Le prochain grand défi d'OpenAI
OpenAI a annoncé une ambition de recherche ambitieuse : construire ce qu'il appelle un chercheur IA—un système entièrement automatisé basé sur des agents capable de s'attaquer indépendamment à de grands problèmes scientifiques complexes. Dans une interview exclusive avec MIT Technology Review, le scientifique en chef Jakub Pachocki a décrit l'initiative comme l'Étoile du Nord d'OpenAI pour les années à venir, représentant une convergence des travaux de l'entreprise sur les modèles de raisonnement, les agents de codage et l'interprétabilité dans un objectif unifié à long terme.

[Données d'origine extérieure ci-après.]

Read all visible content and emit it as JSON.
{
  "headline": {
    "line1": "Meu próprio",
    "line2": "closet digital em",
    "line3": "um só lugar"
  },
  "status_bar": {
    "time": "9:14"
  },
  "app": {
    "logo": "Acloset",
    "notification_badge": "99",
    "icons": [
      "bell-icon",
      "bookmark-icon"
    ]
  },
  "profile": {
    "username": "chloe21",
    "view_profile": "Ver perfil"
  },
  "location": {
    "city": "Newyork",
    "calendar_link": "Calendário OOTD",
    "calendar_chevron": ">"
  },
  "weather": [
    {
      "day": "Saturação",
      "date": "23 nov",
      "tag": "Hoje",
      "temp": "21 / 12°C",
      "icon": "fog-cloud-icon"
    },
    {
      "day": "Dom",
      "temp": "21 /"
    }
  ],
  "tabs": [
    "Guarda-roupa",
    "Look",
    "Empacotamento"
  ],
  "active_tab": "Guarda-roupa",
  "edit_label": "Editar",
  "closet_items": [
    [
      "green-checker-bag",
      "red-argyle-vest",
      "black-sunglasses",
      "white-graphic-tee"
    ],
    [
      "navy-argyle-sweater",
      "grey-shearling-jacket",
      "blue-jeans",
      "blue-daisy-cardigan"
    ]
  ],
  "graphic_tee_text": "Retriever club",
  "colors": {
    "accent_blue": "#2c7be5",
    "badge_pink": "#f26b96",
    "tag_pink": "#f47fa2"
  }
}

Le calendrier est concret et à court terme d'une manière qui distingue cette annonce des promesses plus diffuses sur l'AGI dans lesquelles l'industrie a commercé pendant des années. OpenAI prévoit de construire un stagiaire en recherche IA autonome—un système capable de travailler indépendamment sur des problèmes de recherche spécifiques pendant des jours—d'ici septembre 2026. Le chercheur IA multi-agents complet, capable de s'attaquer à des problèmes trop grands ou complexes pour que les humains les gèrent, vise un lancement en 2028.
Codex comme le plan
Pachocki a souligné l'agent Codex existant d'OpenAI comme étant à la fois la base de preuve et le prototype initial de la vision plus ambitieuse du chercheur IA. Codex, que OpenAI a lancé en janvier, est un système de codage basé sur des agents qui peut générer, exécuter et déboguer du code de manière autonome pour accomplir des tâches de programmation complexes. Il a été largement adopté au sein d'OpenAI elle-même, Pachocki notant que la plupart du personnel technique de l'entreprise utilise maintenant Codex comme élément central de leur flux de travail.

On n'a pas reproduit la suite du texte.